Die Highlights vom Freitag Peter Licht, beschreiben wir ihn mal als Pop-Sänger von Texten in analytischer Sprache mit philosophisch-komischem Inhalt, setzte als Hauptact am Freitag seine Kunst gar wider den gängigen Pragmatismus vom Zuschauer-Band-Beziehungsaufbau ein. Wer den deutschen Musiker auch von Konzerten vor seiner eingefleischten Fangemeinde her kennt, weiss: Diesen gibt er mehr Zucker, das B-Sides bekam dafür mehr hartes Brot. Mit einem selbst für Lichts Begriffe langen Gedicht als Einstieg, schlenderten Schaulustige anfänglich nur harzig zur Hauptbühne - aber «keiner gehört sich selbst», versteht sich. Mit der Zeit vergrösserte sich die Menge von Interessierten und liess sich mitreissen von kraftvollen Songs wie «Wettentspannen», worin Peter Licht in zunehmend ekstatischer Fassung predigte: «Es gibt einen graden Weg». Verschlungen und unüberwindbar war der Weg hingegen, den er dem Publikum zum Mitsingen anbot. Ausgerechnet bei einem der unbekanntesten und schwer zugänglichsten Lieder namens «Benimmunterricht» sollte es sein. Klar scheiterte der Zuschauerchor und offensichtlich wurde Lichts Hang zur Dekonstruktion – eben auch was Performanz angeht. Einige gesüsste Häppchen warf er den Hinzugekommen dann doch noch vor, damit sie beispielsweise zur «transsylvanischen Verwandten» ihr Tanzbein schwingen durften. Zu dem vom Ansager angekündigten Hit «Sonnendeck» liess sich der Deutsche aber auch durch die langanhaltenden Zugaberufe nicht verführen. Einen ganz anderen Kontrast zum Indie-Elektro geladenen Programm zauberten an diesem Abend die noch sehr jungen Amerikaner Mikal Cronin auf die Zeltbühne. Da strahlte für die Dauer ihres Konzertes der beinahe schon totgeglaubte Old-School-Garage-Rock nochmals richtig schön auf. Eine überschaubare, aber fleissig applaudierende Audienz wusste dies offensichtlich zu schätzen. Über grossen Zulauf konnte sich die schwedische Elektroformation The Field freuen, welche die Massen mit treibenden Beats und ungewöhnlichen Soundeffekten in einen Partytrancezustand zu versetzen mochte.
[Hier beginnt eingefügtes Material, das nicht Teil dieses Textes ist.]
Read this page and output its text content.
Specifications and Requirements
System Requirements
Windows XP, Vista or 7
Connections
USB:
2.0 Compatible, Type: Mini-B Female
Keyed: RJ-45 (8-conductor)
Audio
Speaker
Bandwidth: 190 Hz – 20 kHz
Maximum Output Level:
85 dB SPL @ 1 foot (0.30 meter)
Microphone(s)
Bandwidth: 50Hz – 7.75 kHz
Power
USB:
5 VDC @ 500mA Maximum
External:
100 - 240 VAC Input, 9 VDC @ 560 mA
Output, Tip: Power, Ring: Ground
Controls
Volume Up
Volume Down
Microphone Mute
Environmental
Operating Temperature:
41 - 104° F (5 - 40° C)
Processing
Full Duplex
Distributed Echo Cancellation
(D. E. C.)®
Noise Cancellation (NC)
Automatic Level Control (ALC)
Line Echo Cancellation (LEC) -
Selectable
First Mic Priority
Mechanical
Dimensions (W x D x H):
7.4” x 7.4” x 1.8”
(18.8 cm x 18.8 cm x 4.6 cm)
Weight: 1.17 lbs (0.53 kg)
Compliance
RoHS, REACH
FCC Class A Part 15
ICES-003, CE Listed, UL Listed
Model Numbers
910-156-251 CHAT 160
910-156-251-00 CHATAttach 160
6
Ein Samstag von Schwermut bis Hochglanz-Frohsinn Einen speziellen Akzent des Nachmittags setzten Bismuth feat. Yuri Landman aus Holland, welche zuvor am Festival einen Workshop zum eigenhändigen Instrumentenbau angeboten hatten und die klanglichen Qualitäten dieser Objekte schliesslich auf der Zeltbühne präsentierten. Die gewöhnungsbedürftigen, experimentellen Klänge, die anfänglich an höllische Kirchenglocken erinnerten, wichen mit der Zeit einem nach Postapokalypse riechenden, spannenden Erzählteppich. Leider war der ganze Nachmittag etwas stark von melancholischen und düsteren Noten geprägt. Eine Zeit lang schien die Stimmung am Festival vielleicht deswegen etwas gelähmt unter einer doch eigentlich hochsommerlichen Sonne. Damit hatte das Portico Quartet aus England mit seinen feinfühligen Melodien genauso zu kämpfen wie die US-amerikanische Sängerin Julia Holter. Auch ihre schön-schwermütigen Songs vermochten trotz der klaren Stimme irgendwie nicht ganz zu zünden und hielten so manchen nicht vom gleichzeitigen Wurstverzehr ab. Für eine erste Auflockerung sorgten die Zürcher Tom Huber mit ihrem Konzert auf der Bohemians-Welcome-Bühne. Dank ihrer bunten Mischung aus Folk, Rock, Indie, Metal und noch vielem mehr sprang der Funke hier über und sorgte für gute Unterhaltung. Über ihre vielleicht nicht immer ganz so kreativen Texte tröstete eine schöne, tiefe Männerstimme hinweg, die sich so manches Country-Herz nur wünschen könnte.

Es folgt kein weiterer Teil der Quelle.